Open
Description
Compiling ao from source using pip install git+https://github.com/pytorch/ao.git
results in a very fun throw
NotImplementedError: Could not run 'torchao::quant_llm_linear' with arguments from the 'CUDA' backend. This could be because the operator doesn't exist for this backend, or was omitted during the selective/custom build process (if using custom build). If you are a Facebook employee using PyTorch on mobile, please visit https://fburl.com/ptmfixes for possible resolutions. 'torchao::quant_llm_linear' is only available for these backends: [Meta, BackendSelect, Python, FuncTorchDynamicLayerBackMode, Functionalize, Named, Conjugate, Negative, ZeroTensor, ADInplaceOrView, AutogradOther, AutogradCPU, AutogradCUDA, AutogradXLA, AutogradMPS, AutogradXPU, AutogradHPU, AutogradLazy, AutogradMeta, Tracer, AutocastCPU, AutocastXPU, AutocastMPS, AutocastCUDA, FuncTorchBatched, BatchedNestedTensor, FuncTorchVmapMode, Batched, VmapMode, FuncTorchGradWrapper, PythonTLSSnapshot, FuncTorchDynamicLayerFrontMode, PreDispatch, PythonDispatcher].
when running FPX weights using the script below
import torch
from diffusers.pipelines.stable_diffusion_xl.pipeline_stable_diffusion_xl import StableDiffusionXLPipeline
from torchao.quantization import fpx_weight_only, quantize_
@torch.no_grad()
def main():
pipe = StableDiffusionXLPipeline.from_pretrained("stabilityai/stable-diffusion-xl-base-1.0", torch_dtype=torch.float16).to("cuda")

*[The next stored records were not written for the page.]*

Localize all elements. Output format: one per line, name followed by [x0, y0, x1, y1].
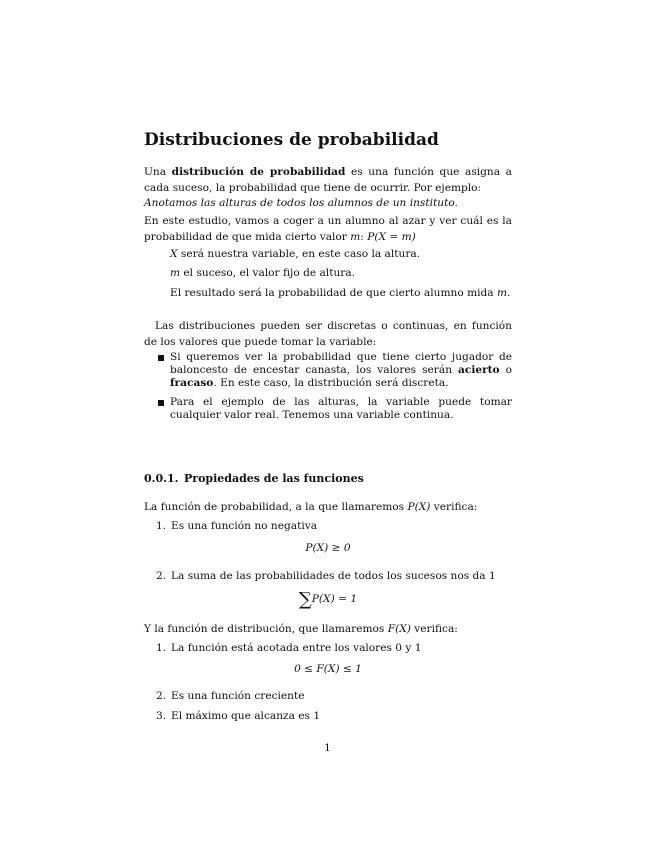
probability-intro-text: La función de probabilidad, a la que llamaremos: [144, 501, 408, 513]
property-text: Es una función creciente: [171, 690, 305, 702]
property-text: La función está acotada entre los valores 0 y 1: [171, 642, 422, 654]
distribution-function: F(X): [387, 623, 411, 635]
section-title: Propiedades de las funciones: [184, 472, 364, 485]
event-description: [170, 265, 512, 281]
probability-formula: P(X = m): [367, 231, 416, 243]
study-text: En este estudio, vamos a coger a un alumno al azar y ver cuál es la probabilidad de que mida cierto valor: [144, 215, 512, 243]
discrete-example: [170, 351, 512, 390]
variable-description-text: será nuestra variable, en este caso la altura.: [177, 248, 421, 260]
list-number: 1.: [156, 520, 167, 532]
discrete-example-end: . En este caso, la distribución será discreta.: [213, 377, 449, 389]
sum-symbol: ∑: [298, 589, 312, 610]
success-term: acierto: [458, 364, 500, 376]
sum-formula: [144, 591, 512, 608]
bounded-formula: 0 ≤ F(X) ≤ 1: [294, 663, 362, 675]
distribution-intro-end: verifica:: [410, 623, 458, 635]
result-variable: m: [496, 287, 508, 299]
result-period: .: [507, 287, 511, 299]
section-number: 0.0.1.: [144, 472, 179, 485]
distribution-intro-text: Y la función de distribución, que llamaremos: [144, 623, 388, 635]
variable-x: X: [170, 248, 178, 260]
probability-intro-end: verifica:: [430, 501, 478, 513]
list-number: 2.: [156, 690, 167, 702]
failure-term: fracaso: [170, 377, 214, 389]
probability-function-intro: [144, 499, 512, 515]
distribution-function-intro: [144, 621, 512, 637]
list-number: 1.: [156, 642, 167, 654]
variable-description: [170, 246, 512, 262]
variable-m: m: [350, 231, 361, 243]
definition-text-start: Una: [144, 166, 172, 178]
discrete-example-text: Si queremos ver la probabilidad que tiene cierto jugador de baloncesto de encestar canasta, los valores serán: [170, 351, 512, 376]
property-text: El máximo que alcanza es 1: [171, 710, 321, 722]
continuous-example: Para el ejemplo de las alturas, la variable puede tomar cualquier valor real. Tenemos una variable continua.: [170, 396, 512, 421]
section-heading: [144, 472, 364, 486]
probability-function: P(X): [407, 501, 431, 513]
study-paragraph: [144, 213, 512, 245]
page-number: 1: [324, 742, 331, 754]
definition-paragraph: [144, 164, 512, 196]
list-number: 2.: [156, 570, 167, 582]
sum-equation: P(X) = 1: [311, 593, 358, 605]
bullet-icon: [158, 355, 164, 361]
event-description-text: el suceso, el valor fijo de altura.: [180, 267, 356, 279]
or-text: o: [499, 364, 512, 376]
definition-term: distribución de probabilidad: [171, 166, 346, 178]
list-number: 3.: [156, 710, 167, 722]
distribution-types-paragraph: Las distribuciones pueden ser discretas o continuas, en función de los valores que puede tomar la variable:: [144, 320, 512, 348]
example-paragraph: Anotamos las alturas de todos los alumnos de un instituto.: [144, 197, 458, 209]
event-variable: m: [170, 267, 181, 279]
property-text: Es una función no negativa: [171, 520, 318, 532]
result-description: [170, 285, 512, 301]
property-text: La suma de las probabilidades de todos los sucesos nos da 1: [171, 570, 496, 582]
colon: :: [360, 231, 368, 243]
nonnegative-formula: P(X) ≥ 0: [305, 542, 351, 554]
page-title: Distribuciones de probabilidad: [144, 130, 439, 150]
result-description-text: El resultado será la probabilidad de que cierto alumno mida: [170, 287, 497, 299]
bullet-icon: [158, 400, 164, 406]
definition-text-end: es una función que asigna a cada suceso, la probabilidad que tiene de ocurrir. Por ejemplo:: [144, 166, 512, 194]
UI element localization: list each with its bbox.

quantize_(pipe.unet, fpx_weight_only(3, 2))
pipe(
prompt="high resolution dslr photograph of a kitten in a field of flowers",
negative_prompt="blurry, noisy, cropped",
num_inference_steps=20,
guidance_scale=5,
seed=0,
).images[0].save("fp6.png")
if __name__ == "__main__":
main()
Setup is 1x 7900XTX on torch 2.5+rocm62. All other quantizations work just fine, with the exception of float8_dynamic_activation_float8_weight
because gfx11 currently does not implement torch's _scaled_mm()
function
Using bfloat16
as the base dtype instead actually does run but it's wicked slow from conversions. The floatx readme states to use float16
so I assume that's the correct way.
Python traceback
traceback.txt